In Europe, he said, the U.S. was “refreshing” the North Atlantic Treaty Organization’s playbook to deter Russia from thinking it could benefit from using a nuclear weapon in a conflict with the alliance.

“Now, obviously, we do not seek such a conflict to begin with; rather, we seek to prevent one,” he said. 

U.S. relations with Russia have soured after Moscow invaded Ukraine in 2014 and annexed the peninsula of Crimea. 

Carter also appealed for continued investment in the U.S. nuclear enterprise.
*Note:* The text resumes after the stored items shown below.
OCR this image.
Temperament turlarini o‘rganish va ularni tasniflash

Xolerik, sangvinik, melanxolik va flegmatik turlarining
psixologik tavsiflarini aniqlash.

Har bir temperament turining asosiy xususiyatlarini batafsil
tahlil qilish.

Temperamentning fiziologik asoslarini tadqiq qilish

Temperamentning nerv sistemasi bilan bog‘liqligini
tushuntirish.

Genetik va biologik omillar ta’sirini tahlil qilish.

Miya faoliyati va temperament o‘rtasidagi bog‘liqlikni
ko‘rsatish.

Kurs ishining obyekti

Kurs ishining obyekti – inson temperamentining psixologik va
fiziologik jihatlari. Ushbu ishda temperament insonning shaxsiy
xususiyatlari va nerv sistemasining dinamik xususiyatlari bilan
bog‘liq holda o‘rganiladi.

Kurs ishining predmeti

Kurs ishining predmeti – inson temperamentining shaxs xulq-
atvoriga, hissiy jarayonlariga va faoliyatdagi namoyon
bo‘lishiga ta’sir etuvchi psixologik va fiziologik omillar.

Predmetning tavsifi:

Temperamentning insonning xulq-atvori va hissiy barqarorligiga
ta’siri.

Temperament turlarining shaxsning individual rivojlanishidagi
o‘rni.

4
He said in 2017, the Pentagon’s budget would invest $19 billion in the nuclear enterprise, as part of a $108 billion over five year effort to sustain and recapitalize the nuclear force and associated systems. 

“Doing this will cost money, of course, but most people don’t realize that funding for the nuclear enterprise is a small percentage of total defense funding,” he said. 

“In the end, though, this is about maintaining the bedrock of our security. And after too many years of not investing enough, it’s an investment that we as a nation have to make, because it’s critical to sustaining nuclear deterrence in the 21st century.”